17 July 2014

Monty Python’s Dead Parrot Returns (and This Time it’s 50-Foot-Tall)

For Londoners yesterday it was time for something completely different.  Along the banks of the River Thames which runs through the heart of the city a rather large dead parrot, fifty foot in height (or length depending on the time of day and the bird’s recumbence), had been deposited.  Although it may have bemused any number of tourists for most British people a dead parrot is an immediately recognizable cultural icon. It can mean only one thing – Monty Python.

The (in)famous dead parrot sketch was recently voted number one by the British public (in terms of Python sketches and it would without doubt get in to any top ten comedy poll undertaken in the UK).  So when it comes to promoting the live stage show (it should have been called Pension Plan Python) the troupe are currently performing at the city’s 02 Arena, what better than the dead parrot?

If you need a reminder here it is in all its glory – starring an incredibly youthful looking pair by the names of John Cleese and Michael Palin.

In fact the parrot’s presence was not simply to herald the return of the Monty Python team to London – the shows have been going down spectacularly well and the tickets are more or less sold out.  In fact I just checked and the only ones left for the final performance on July 20 are Level 1 Side View (that seems quite appropriate given the way my grandmother used to look askance at the TV screen when the original show was on in the 1970s: these seats would be perfect for her, were she not an ex-grandmother).
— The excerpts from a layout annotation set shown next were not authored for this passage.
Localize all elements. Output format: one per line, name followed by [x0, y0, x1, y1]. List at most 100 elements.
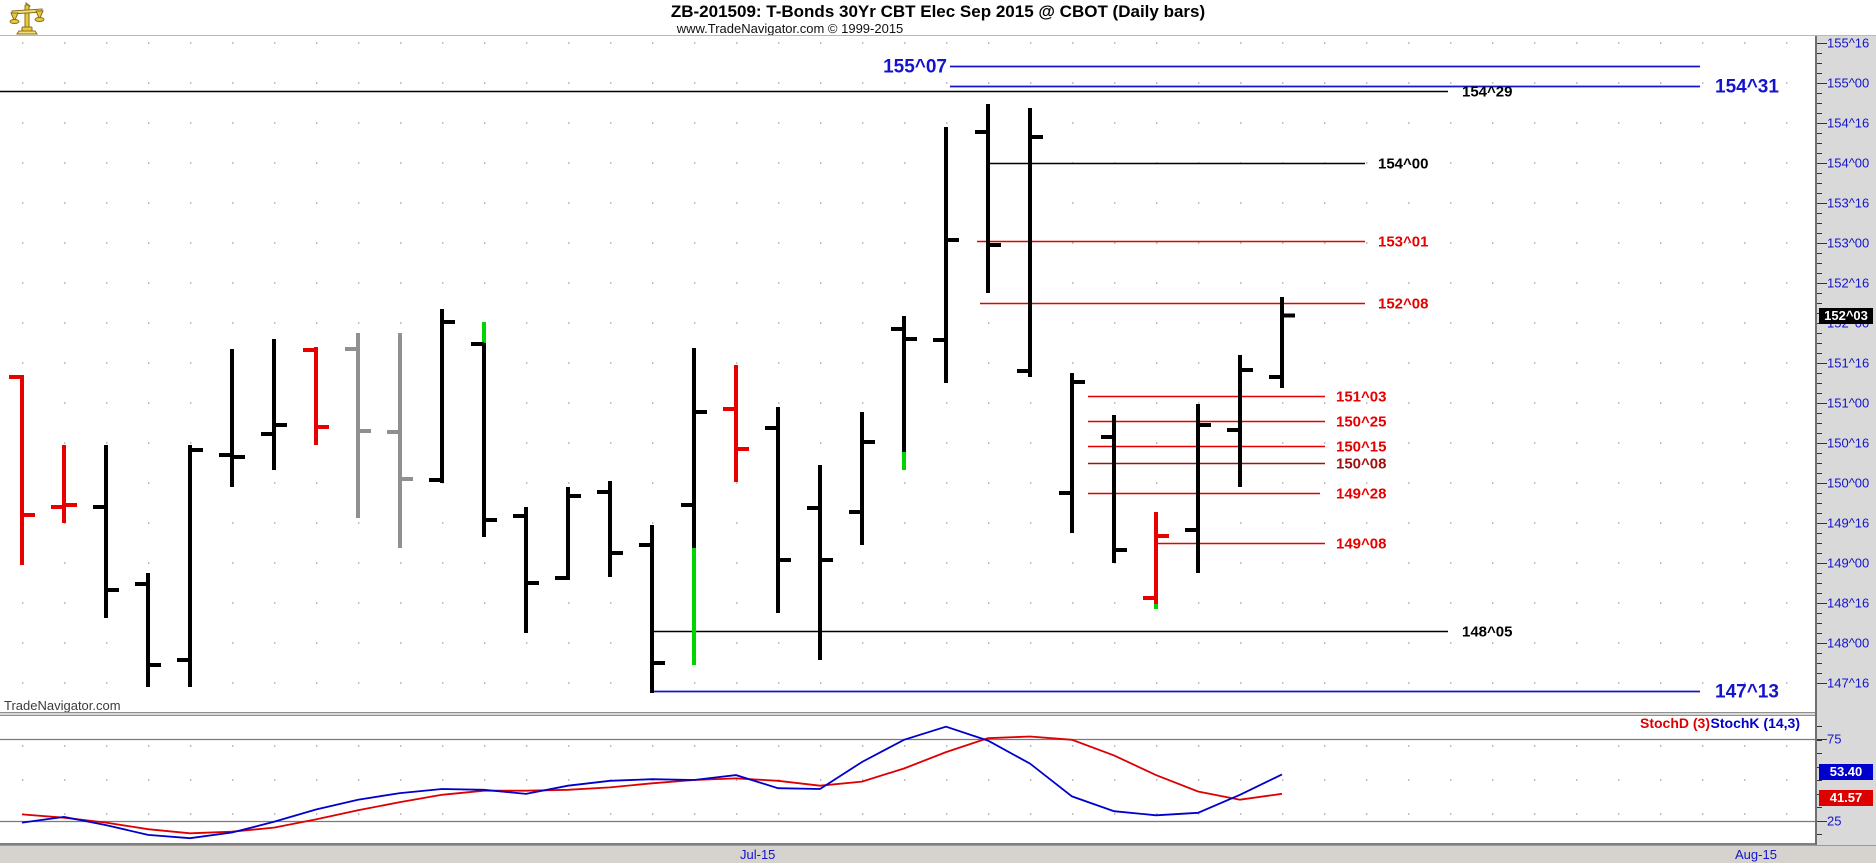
time-axis[interactable]: Jul-15 Aug-15 — [0, 845, 1876, 863]
annotation-label-151^03: 151^03 — [1336, 389, 1386, 406]
price-axis[interactable]: 155^16 155^00 154^16 154^00 153^16 153^00 152^… — [1815, 36, 1876, 845]
axis-price-label: 153^16 — [1827, 195, 1870, 211]
axis-tick — [1817, 563, 1827, 564]
axis-price-label: 151^16 — [1827, 355, 1870, 371]
axis-tick — [1817, 213, 1822, 214]
price-bar[interactable] — [387, 333, 413, 548]
current-price-badge: 152^03 — [1819, 307, 1873, 324]
axis-tick — [1817, 473, 1822, 474]
price-bar[interactable] — [639, 525, 665, 693]
price-bar[interactable] — [1017, 108, 1043, 377]
axis-tick — [1817, 613, 1822, 614]
axis-tick — [1817, 263, 1822, 264]
axis-tick — [1817, 183, 1822, 184]
axis-tick — [1817, 43, 1827, 44]
axis-price-label: 154^16 — [1827, 115, 1870, 131]
axis-price-label: 153^00 — [1827, 235, 1870, 251]
axis-tick — [1817, 633, 1822, 634]
axis-tick — [1817, 333, 1822, 334]
price-bar[interactable] — [513, 507, 539, 633]
axis-price-label: 155^16 — [1827, 35, 1870, 51]
axis-tick — [1817, 103, 1822, 104]
price-bar[interactable] — [429, 309, 455, 483]
chart-subtitle: www.TradeNavigator.com © 1999-2015 — [676, 21, 904, 36]
main-price-chart[interactable]: 155^07 154^31 154^29 154^00 153^01 152^08 151^… — [0, 36, 1815, 712]
axis-tick — [1817, 583, 1822, 584]
price-bar[interactable] — [345, 333, 371, 518]
axis-price-label: 148^16 — [1827, 595, 1870, 611]
price-bar[interactable] — [219, 349, 245, 487]
price-bar[interactable] — [849, 412, 875, 545]
axis-tick — [1817, 403, 1827, 404]
price-bar[interactable] — [975, 104, 1001, 293]
axis-price-label: 149^00 — [1827, 555, 1870, 571]
grid-dots — [22, 745, 1788, 815]
price-bar[interactable] — [93, 445, 119, 618]
price-bar[interactable] — [723, 365, 749, 482]
axis-tick — [1817, 193, 1822, 194]
price-bar[interactable] — [1143, 512, 1169, 609]
stochd-line[interactable] — [21, 735, 1283, 835]
price-bar[interactable] — [471, 322, 497, 537]
axis-tick — [1817, 780, 1822, 781]
axis-price-label: 150^16 — [1827, 435, 1870, 451]
axis-tick — [1817, 73, 1822, 74]
price-bar[interactable] — [303, 347, 329, 445]
stoch-panel-border — [0, 843, 1818, 845]
stoch-legend-k: StochK (14,3) — [1711, 716, 1800, 731]
panel-divider[interactable] — [0, 712, 1818, 716]
axis-tick — [1817, 673, 1822, 674]
axis-tick — [1817, 63, 1822, 64]
stochastic-panel[interactable]: StochD (3) StochK (14,3) — [0, 716, 1815, 843]
price-bar[interactable] — [681, 348, 707, 665]
axis-tick — [1817, 683, 1827, 684]
axis-tick — [1817, 353, 1822, 354]
price-bar[interactable] — [1185, 404, 1211, 573]
price-bar[interactable] — [135, 573, 161, 687]
price-bar[interactable] — [51, 445, 77, 523]
axis-tick — [1817, 133, 1822, 134]
axis-tick — [1817, 323, 1827, 324]
price-bar[interactable] — [1101, 415, 1127, 563]
annotation-label-147^13: 147^13 — [1715, 682, 1779, 703]
axis-tick — [1817, 603, 1827, 604]
axis-tick — [1817, 643, 1827, 644]
stochk-line[interactable] — [21, 725, 1283, 840]
stoch-legend-d: StochD (3) — [1640, 716, 1710, 731]
axis-tick — [1817, 203, 1827, 204]
axis-tick — [1817, 273, 1822, 274]
price-bar[interactable] — [807, 465, 833, 660]
axis-tick — [1817, 243, 1827, 244]
stoch-axis-label: 25 — [1827, 813, 1842, 829]
price-bar[interactable] — [597, 481, 623, 577]
price-bar[interactable] — [1227, 355, 1253, 487]
price-bar[interactable] — [933, 127, 959, 383]
annotation-label-150^15: 150^15 — [1336, 439, 1386, 456]
axis-tick — [1817, 523, 1827, 524]
axis-tick — [1817, 363, 1827, 364]
axis-tick — [1817, 726, 1822, 727]
chart-title: ZB-201509: T-Bonds 30Yr CBT Elec Sep 201… — [670, 2, 1206, 21]
axis-tick — [1817, 834, 1822, 835]
price-bar[interactable] — [765, 407, 791, 613]
axis-tick — [1817, 373, 1822, 374]
axis-tick — [1817, 383, 1822, 384]
price-bar[interactable] — [1059, 373, 1085, 533]
annotation-label-150^08: 150^08 — [1336, 456, 1386, 473]
axis-tick — [1817, 513, 1822, 514]
price-bar[interactable] — [1269, 297, 1295, 388]
axis-tick — [1817, 593, 1822, 594]
price-bar[interactable] — [261, 339, 287, 470]
annotation-label-149^08: 149^08 — [1336, 536, 1386, 553]
annotation-label-155^07: 155^07 — [883, 57, 947, 78]
annotation-label-150^25: 150^25 — [1336, 414, 1386, 431]
axis-tick — [1817, 343, 1822, 344]
price-bar[interactable] — [891, 316, 917, 470]
price-bar[interactable] — [9, 375, 35, 565]
axis-price-label: 154^00 — [1827, 155, 1870, 171]
price-bar[interactable] — [555, 487, 581, 580]
axis-tick — [1817, 153, 1822, 154]
header-divider — [0, 35, 1876, 36]
annotation-label-149^28: 149^28 — [1336, 486, 1386, 503]
price-bar[interactable] — [177, 445, 203, 687]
No, the Pythons have decided to reach out to a much larger audience than the paltry 20,000 that the arena can contain.  Instead they have struck a deal with the UK TV channel Gold to broadcast their final performance live from 7.30pm.  This event, of course, demands just that little extra special marketing touch – hence the gigantic ex- parrot (or maybe it's just resting) in London. 

Python star Terry Gilliam gave it his own inimitable seal of approval before it went on display.

Whatever the reason for its sudden presence, Londoners, as ever, took this latest strange site in their stride.  One can’t help but think that although the dead parrot might receive greater publicity from its positioning in the English capital (and it does look resplendent in front of Tower Bridge) that it may have felt more at home in Bolton or Ipswich.